The date is the 26th May 2013. As the warm spring sun rose over Rome, the city held its breath. Even the non-football fans in the city knew what was scheduled for the evening. The tension was palpable. As the hours ticked by, the electric atmosphere only grew more and more powerful, with streets and bars suddenly appearing more like scenes from a medieval war than from the 21st century. Fans dressed in yellow and red or blue and white stayed separate, as any physical contact between them would inevitably result in violence and if not that, then words that would cause your mother to burst into tears. As the evening drew closer, all eyes were suddenly glued to the Stadio Olimpico, whether in person or through a television.
The stadium itself was a hotbed of emotion. Inside there was anger, passion, love, fear and excitement, with thousands and thousands ready for one of the most important 90 minutes of their lives. Unfortunately, the Italian FA thought this was the best opportunity to capitalise on the incredibly short-lived popularity of South Korean pop star PSY. His performance of the now-infamous song ‘Gangnam Style’ was mercilessly booed, and the organisers decided that the best course of action was to simply turn the volume of the speakers up, only winding up the already tense fans further. PSY also didn’t forget this moment and later cancelled his tour of Italy as a result.
The game itself reflected the atmosphere in the stands. Tense, niggly and bitter. After a first half that did nothing to calm either set of fans down, the second half kicked off with increased urgency. Clearly none of the players fancied a penalty shootout, but who can blame them? Finally, after 71 taxing minutes, Lazio broke the deadlock. Then 27-year-old Bosnian midfielder Senad Lulić, who had only netted twice prior that season, poked home the most important goal of his career to the dismay of the Giallorossi faithful.
Lulić was reportedly close to being sent away from the Italian capital by the club in the summer, but after that goal, it was obvious that the Biancocelesti had a new legend - one who now couldn’t be quietly shuttled off. The Bosnian even launched a clothesline called Settantuno (seventy-one in Italian) to both capitalise off the moment (and to tease the Roma fans).
The win also spawned a now iconic phrase that’s still often used by Lazio fans to upset and anger their Roma counterparts. “La coppa in faccia”, which directly translates to ‘the cup in face’, is a quick and easy way to remind a Giallorossi supporter of the infamous game. These four words can be seen in graffiti around the city, on the front of t-shirts and as the name of books.

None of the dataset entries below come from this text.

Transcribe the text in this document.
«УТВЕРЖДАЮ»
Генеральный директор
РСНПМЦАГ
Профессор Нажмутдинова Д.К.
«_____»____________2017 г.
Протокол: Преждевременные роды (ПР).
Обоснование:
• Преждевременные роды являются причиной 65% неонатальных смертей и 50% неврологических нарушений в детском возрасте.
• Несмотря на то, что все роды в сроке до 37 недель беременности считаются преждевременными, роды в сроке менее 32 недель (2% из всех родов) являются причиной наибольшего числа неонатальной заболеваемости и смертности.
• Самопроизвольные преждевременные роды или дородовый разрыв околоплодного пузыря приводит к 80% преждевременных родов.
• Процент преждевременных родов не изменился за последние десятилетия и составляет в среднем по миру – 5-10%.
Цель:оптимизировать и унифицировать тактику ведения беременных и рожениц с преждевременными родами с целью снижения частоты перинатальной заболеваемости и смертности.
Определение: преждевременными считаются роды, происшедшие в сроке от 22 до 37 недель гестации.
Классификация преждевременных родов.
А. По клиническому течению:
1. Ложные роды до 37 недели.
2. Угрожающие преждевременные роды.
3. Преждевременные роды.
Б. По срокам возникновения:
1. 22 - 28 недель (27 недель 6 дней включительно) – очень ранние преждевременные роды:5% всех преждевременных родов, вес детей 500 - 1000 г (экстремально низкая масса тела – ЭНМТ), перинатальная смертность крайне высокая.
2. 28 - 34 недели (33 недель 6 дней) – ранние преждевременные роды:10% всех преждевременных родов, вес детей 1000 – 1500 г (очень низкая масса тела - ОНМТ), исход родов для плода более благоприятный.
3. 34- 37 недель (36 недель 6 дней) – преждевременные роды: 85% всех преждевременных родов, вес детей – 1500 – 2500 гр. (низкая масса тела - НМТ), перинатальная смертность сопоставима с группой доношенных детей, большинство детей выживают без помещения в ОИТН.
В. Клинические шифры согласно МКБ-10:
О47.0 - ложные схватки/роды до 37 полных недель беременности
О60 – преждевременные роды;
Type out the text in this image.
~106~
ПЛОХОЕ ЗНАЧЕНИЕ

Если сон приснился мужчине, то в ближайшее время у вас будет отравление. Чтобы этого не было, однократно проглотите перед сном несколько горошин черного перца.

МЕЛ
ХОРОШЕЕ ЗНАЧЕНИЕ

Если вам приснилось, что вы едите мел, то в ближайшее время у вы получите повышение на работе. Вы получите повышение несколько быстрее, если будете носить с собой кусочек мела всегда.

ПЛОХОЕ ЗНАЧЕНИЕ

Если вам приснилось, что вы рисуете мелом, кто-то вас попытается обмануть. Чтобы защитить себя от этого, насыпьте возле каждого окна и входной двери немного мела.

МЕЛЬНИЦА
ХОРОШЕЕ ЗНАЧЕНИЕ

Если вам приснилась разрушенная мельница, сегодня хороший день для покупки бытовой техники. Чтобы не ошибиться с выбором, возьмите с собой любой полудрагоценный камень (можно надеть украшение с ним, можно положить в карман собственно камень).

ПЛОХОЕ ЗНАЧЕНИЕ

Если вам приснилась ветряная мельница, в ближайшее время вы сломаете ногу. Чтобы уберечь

For Roma fans, it was not a loss that could be dealt with through violence, as is often the case in this derby. Whilst small scale clashes almost certainly occurred, there were no large-scale Roman battles. Instead, the Giallorossi faithful generally choked back tears, lowered their heads and began waiting for the day for the wound to become a scar. And a scar it became, especially considering that Roma haven’t won the cup for over a decade now, whereas Lazio won last season’s competition.
None felt the loss harder than Roma icon Francesco Totti. The Italian forward, who has scored a joint record eleven times against the Biancocelesti in his career, was seen famously crying on the sidelines of the pitch after the loss, creating even more heartbreak amongst the club’s fans. Totti later described the final loss in his book ‘Un Capitano’ as “incredibly painful”.
Despite the defeat, over the following years, Roma would become the dominant team in the city, winning eight games compared to Lazio’s three, since that fateful evening. The Giallorossi even reached the Champions League semi-finals in the 2017/18 season, an achievement that the Biancocelesti have never matched.
And yet, that cup final is still one of the most memorable moments in the history of the rivalry. No matter the achievements of Roma, escaping the shame of the defeat will be a tough hill to overcome, and a league title or Champions League trophy may be the only way to truly have a comeback when a Lazio fan utters that famous phrase.